Reduced Pressure Drop in Viscoelastic Polydimethylsiloxane Wall Channels.

ABSTRACT

Polydimethylsiloxane (PDMS) is an important viscoelastic material that finds applications in a large number of engineering systems, particularly lab-on-chip microfluidic devices built with a flexible substrate. Channels made of PDMS, used for transporting analytes, are integral to these applications. The PDMS viscoelastic nature can induce additional hydrodynamic contributions at the soft wall/fluid interface compared to rigid walls. In this research, we investigated the pressure drop within PDMS channels bounded by rigid tubes (cellulose tubes). The bulging effect of the PDMS was limited by the rigid tubes under flowing fluids. The PDMS viscoelasticity was modulated by changing the ratio of the base to the cross-linker from 101 to 351. We observed that the pressure drop of the flowing fluids within the channel decreased with the increased loss tangent of the PDMS in the examined laminar regime [Reynolds number (Re) ∼ 23-58.6 for water and Re ∼ 0.69-8.69 for glycerol solution]. The elastic PDMS 101 wall channels followed the classical Hagen Poiseuille's equation, but the PDMS walls with lower cross-linker concentrations and thicker walls decreased pressure drops.
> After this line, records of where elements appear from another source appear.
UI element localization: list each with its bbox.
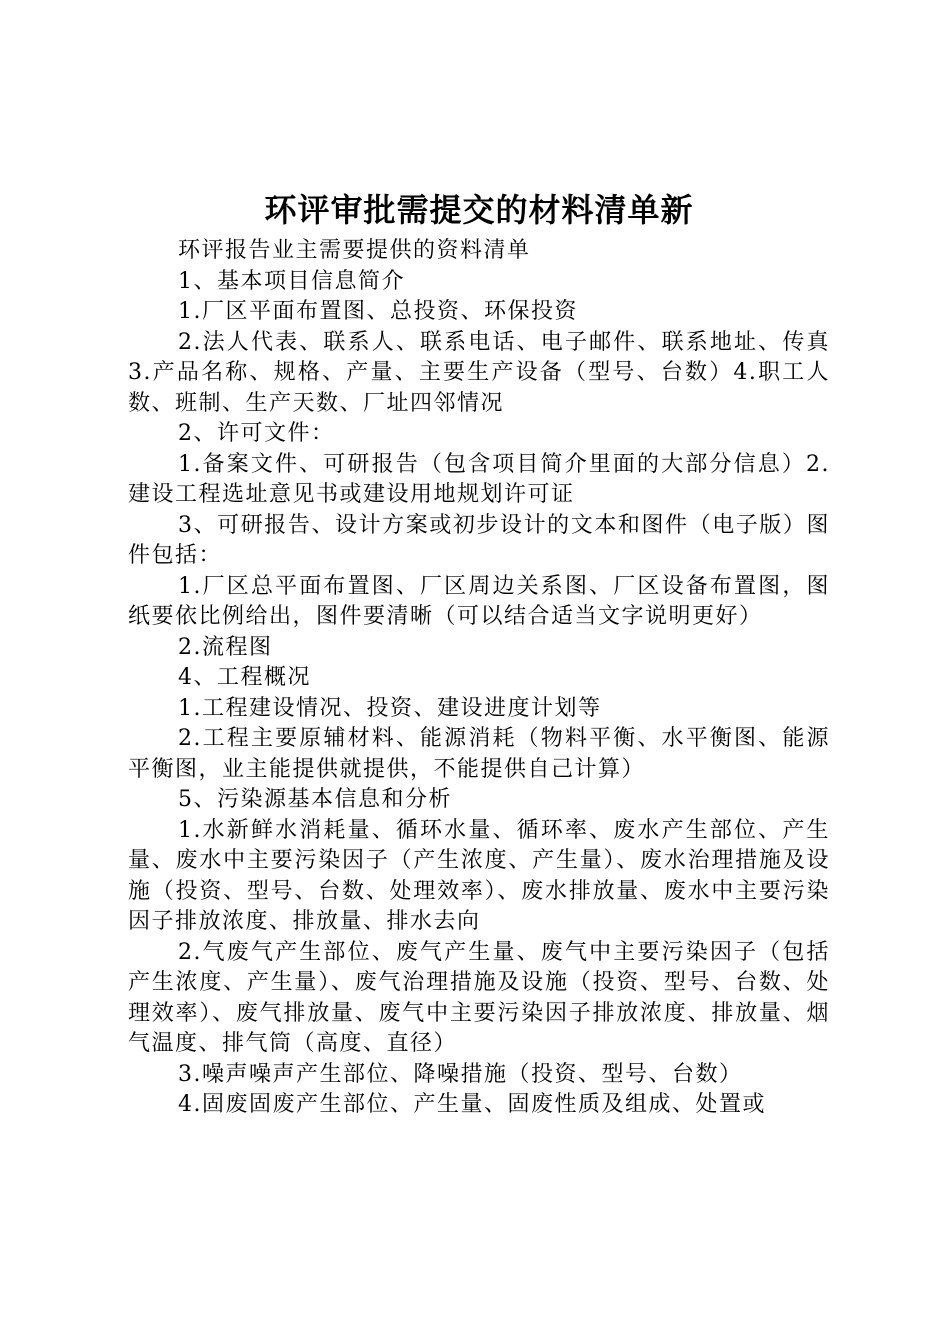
section-1-item-2: 2.法人代表、联系人、联系电话、电子邮件、联系地址、传真3.产品名称、规格、产量、主要生产设备（型号、台数）4.职工人数、班制、生产天数、厂址四邻情况 xyxy=(128,329,830,416)
section-5-heading: 5、污染源基本信息和分析 xyxy=(178,787,452,812)
section-2-heading: 2、许可文件： xyxy=(178,421,335,446)
section-1-item-1: 1.厂区平面布置图、总投资、环保投资 xyxy=(178,299,578,324)
section-4-item-1: 1.工程建设情况、投资、建设进度计划等 xyxy=(178,695,602,721)
section-5-item-solid-waste: 4.固废固废产生部位、产生量、固废性质及组成、处置或 xyxy=(178,1092,766,1117)
section-5-item-air: 2.气废气产生部位、废气产生量、废气中主要污染因子（包括产生浓度、产生量）、废气治理措施及设施（投资、型号、台数、处理效率）、废气排放量、废气中主要污染因子排放浓度、排放量、烟气温度、排气筒（高度、直径） xyxy=(128,939,830,1056)
section-3-item-1: 1.厂区总平面布置图、厂区周边关系图、厂区设备布置图，图纸要依比例给出，图件要清晰（可以结合适当文字说明更好） xyxy=(128,573,830,629)
section-1-heading: 1、基本项目信息简介 xyxy=(178,268,405,294)
intro-line: 环评报告业主需要提供的资料清单 xyxy=(178,238,531,263)
section-5-item-water: 1.水新鲜水消耗量、循环水量、循环率、废水产生部位、产生量、废水中主要污染因子（产生浓度、产生量）、废水治理措施及设施（投资、型号、台数、处理效率）、废水排放量、废水中主要污染因子排放浓度、排放量、排水去向 xyxy=(128,817,830,934)
section-4-item-2: 2.工程主要原辅材料、能源消耗（物料平衡、水平衡图、能源平衡图，业主能提供就提供，不能提供自己计算） xyxy=(128,726,830,782)
section-3-item-2: 2.流程图 xyxy=(178,634,273,660)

The friction factor (f) for the PDMS channels with the two working fluids could be approximated as f = 47/Re. We provide a correlation between the pressure drop and PDMS viscoelasticity based on experimental findings. In the correlation, the loss tangent predominates; the larger the loss tangent, the smaller is the pressure drop. The research findings appear to be unexpected if only considering the energy dissipation of viscoelastic PDMS walls. We attributed the reduction in the pressure drop to a lubricating effect of the viscoelastic PDMS walls in the presence of the working fluids. Our results reveal the importance of the subtle diffusion of the residual oligomers and water from the bulk to the soft wall/fluid interface for the observed pressure drop in soft wall channels.